REEL TAKE: When former astronaut Senator John Glenn passed a few weeks ago at the age of 95, there was a collective outpouring of respect and tributes of universally shared affection for this American hero. But very few people know about the team that got him back and forth from orbit safely. And fewer still know the [until now] untold story of three brilliant black women whose contributions were vital to the success of the Mercury project.
The crowd pleasing story of these women is one that crosses more than just racial boundaries. It’s an affirmation for every bespectacled little girl with her nose buried in a book or her eyes to the sky. Hidden Figures focuses on the journeys and the work of physicist Katherine G. Johnson (Taraji P. Henson), computer programmer Dorothy Vaughan (Octavia Spencer), and engineer Mary Jackson (Janelle Monae) at NASA’s Langley Research Station in Virginia in 1961 (a similar time frame and location to the recent film Loving – but with a very different trajectory). Being educated, professional women in a man’s profession is tough enough, but factor in that they also happen to be black and they’ve got double the hurdles.
The three work as “computers” for NASA, “colored computers” to be exact. Katherine, the most gifted mathematician of our beautiful minds, is sent to work for Al Harrison (Kevin Costner) and the team doing the calculations for Glenn’s orbital mission.
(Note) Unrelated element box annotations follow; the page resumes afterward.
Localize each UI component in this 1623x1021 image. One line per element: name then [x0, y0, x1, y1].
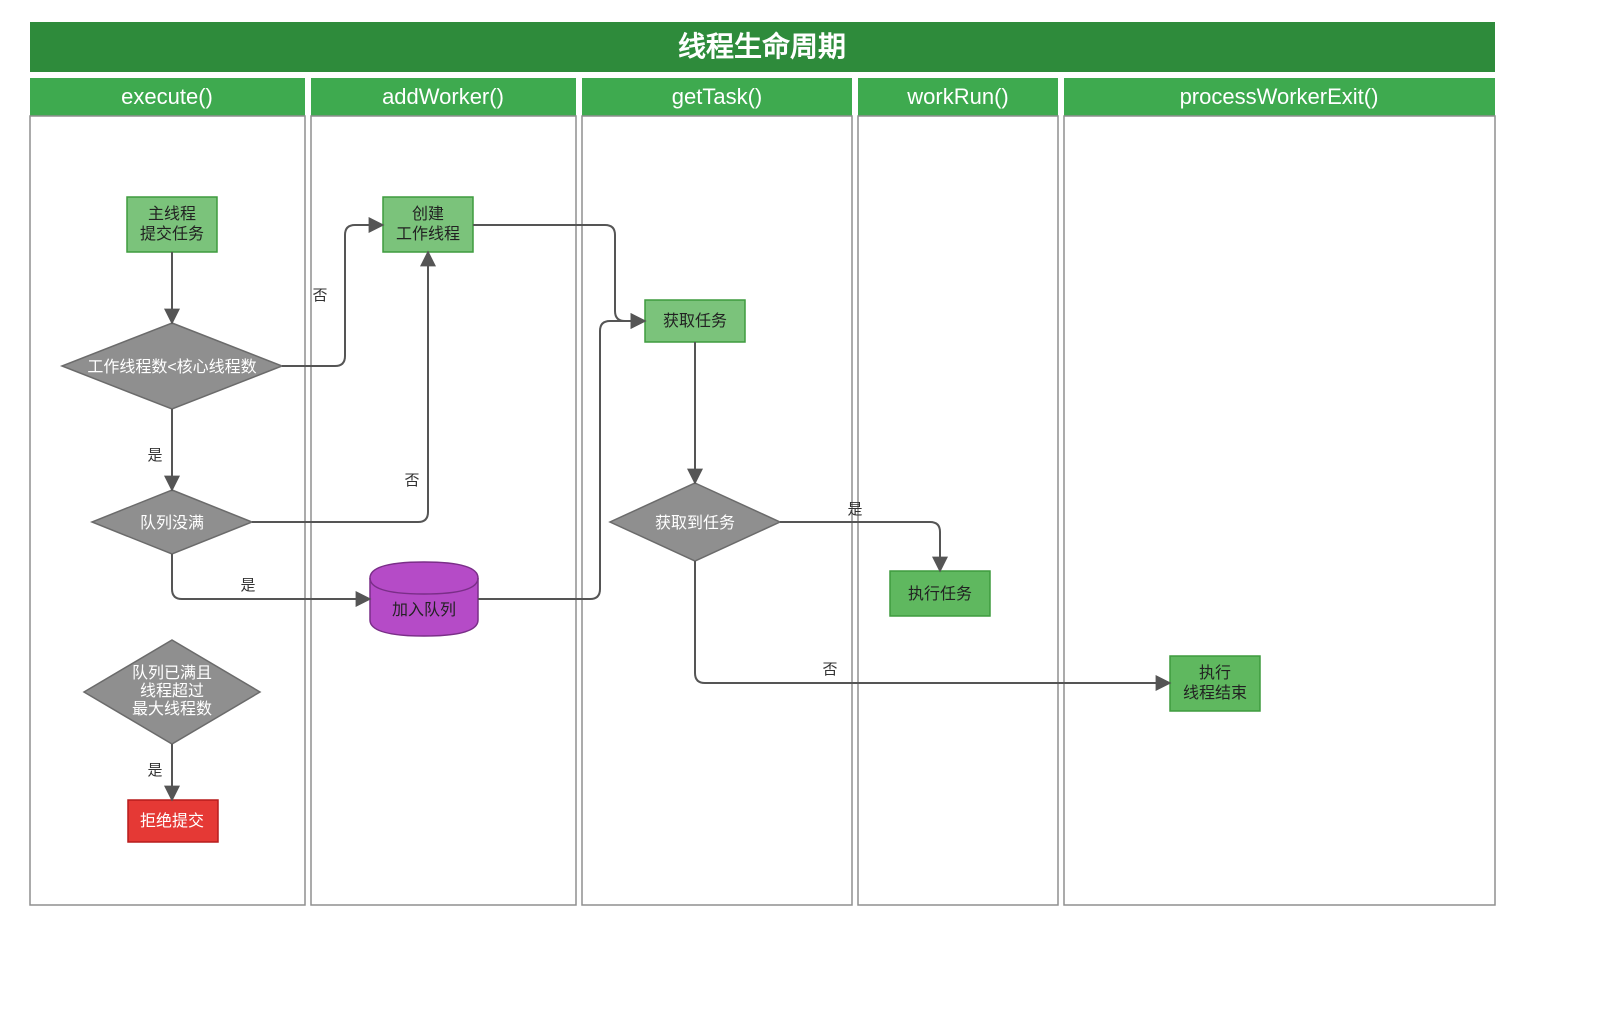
label-gottask-yes: 是	[847, 501, 862, 518]
edge-enqueue-to-gettask	[478, 321, 645, 599]
node-got-task: 获取到任务	[610, 483, 780, 561]
label-gottask-no: 否	[822, 661, 837, 678]
svg-text:获取任务: 获取任务	[663, 312, 727, 330]
lane-header-workRun: workRun()	[906, 84, 1008, 109]
edge-checkCore-no	[282, 225, 383, 366]
svg-text:线程超过: 线程超过	[140, 682, 204, 700]
lane-header-processWorkerExit: processWorkerExit()	[1180, 84, 1379, 109]
lane-header-execute: execute()	[121, 84, 213, 109]
svg-text:加入队列: 加入队列	[392, 601, 456, 619]
lane-borders	[30, 116, 1495, 905]
svg-text:工作线程: 工作线程	[396, 225, 460, 243]
label-queueNotFull-no: 否	[404, 472, 419, 489]
label-checkCore-no: 否	[312, 287, 327, 304]
lane-header-addWorker: addWorker()	[382, 84, 504, 109]
svg-text:工作线程数<核心线程数: 工作线程数<核心线程数	[87, 358, 256, 376]
svg-text:队列没满: 队列没满	[140, 514, 204, 532]
svg-text:提交任务: 提交任务	[140, 225, 204, 243]
svg-text:获取到任务: 获取到任务	[655, 514, 735, 532]
svg-text:执行任务: 执行任务	[908, 585, 972, 603]
svg-text:拒绝提交: 拒绝提交	[140, 812, 204, 830]
node-queue-not-full: 队列没满	[92, 490, 252, 554]
node-run-task: 执行任务	[890, 571, 990, 616]
svg-text:主线程: 主线程	[148, 205, 196, 223]
edge-queueNotFull-no	[252, 252, 428, 522]
svg-text:执行: 执行	[1199, 664, 1231, 682]
svg-text:创建: 创建	[412, 205, 444, 223]
lane-headers: execute() addWorker() getTask() workRun(…	[30, 78, 1495, 116]
svg-text:线程结束: 线程结束	[1183, 684, 1247, 702]
label-queueFullMax-yes: 是	[147, 762, 162, 779]
node-submit: 主线程 提交任务	[127, 197, 217, 252]
svg-text:队列已满且: 队列已满且	[132, 664, 212, 682]
node-get-task: 获取任务	[645, 300, 745, 342]
title-text: 线程生命周期	[678, 30, 846, 62]
node-check-core: 工作线程数<核心线程数	[62, 323, 282, 409]
edge-queueNotFull-yes	[172, 554, 370, 599]
node-enqueue: 加入队列	[370, 562, 478, 636]
node-thread-end: 执行 线程结束	[1170, 656, 1260, 711]
node-create-worker: 创建 工作线程	[383, 197, 473, 252]
flowchart-canvas: 线程生命周期 execute() addWorker() getTask() w…	[0, 0, 1623, 1021]
svg-text:最大线程数: 最大线程数	[132, 700, 212, 718]
node-queue-full-max: 队列已满且 线程超过 最大线程数	[84, 640, 260, 744]
lane-header-getTask: getTask()	[672, 84, 762, 109]
edge-create-to-gettask	[473, 225, 645, 321]
label-queueNotFull-yes: 是	[240, 577, 255, 594]
node-reject: 拒绝提交	[128, 800, 218, 842]
label-checkCore-yes: 是	[147, 447, 162, 464]
edge-gottask-yes	[780, 522, 940, 571]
Mary is assigned to work on the capsule engineering team, and Dorothy serves as the manager of the “computers”, but without the title or compensation. As each woman faces racial injustice in the course of their jobs, the film is deliberately manipulative, but it’s also where it shines.
Second time director Theordore Melfi (who directed Bill Murray and Melissa McCarthy in St. Vincent a couple of years ago) brilliantly illustrates the absurdity of racism. The irony of the fact that we could trust “colored computers” with life or death calculations in order to gain the upper hand on the Russians in the space race, but couldn’t share our coffee pot or use the same rest room as these ladies is case in point. The restroom situation leads to one of the film’s cheesiest, but best delivered, lines when Katherine’s boss (Kevin Costner) eliminates segregated bathrooms at NASA for the benefit of the space program.
Henson, Spencer and Monae excel in their roles. I imagine that they were surprised to learn the stories of these impressive women as well and were honored to portray them. Costner, whose character is an amalgam of three different men on the NASA team, could do this performance in his sleep, but that’s no discredit; it’s just a character well within his wheelhouse. Newcomer Glen Powell’s sparkle made his small part as John Glenn stand out.
What Johnson, Vaughan and Jackson did was groundbreaking but the film is not. Everything tracks predictably, most of the characters are not particularly fleshed out, and the aesthetic depiction of 1961 is just a little too perfect. But make no mistake; you will cheer for this feel-good film. Katherine G. Johnson, Dorothy Vaughan, and Mary Jackson are hidden figures no more.
Rated PG for thematic elements and some language.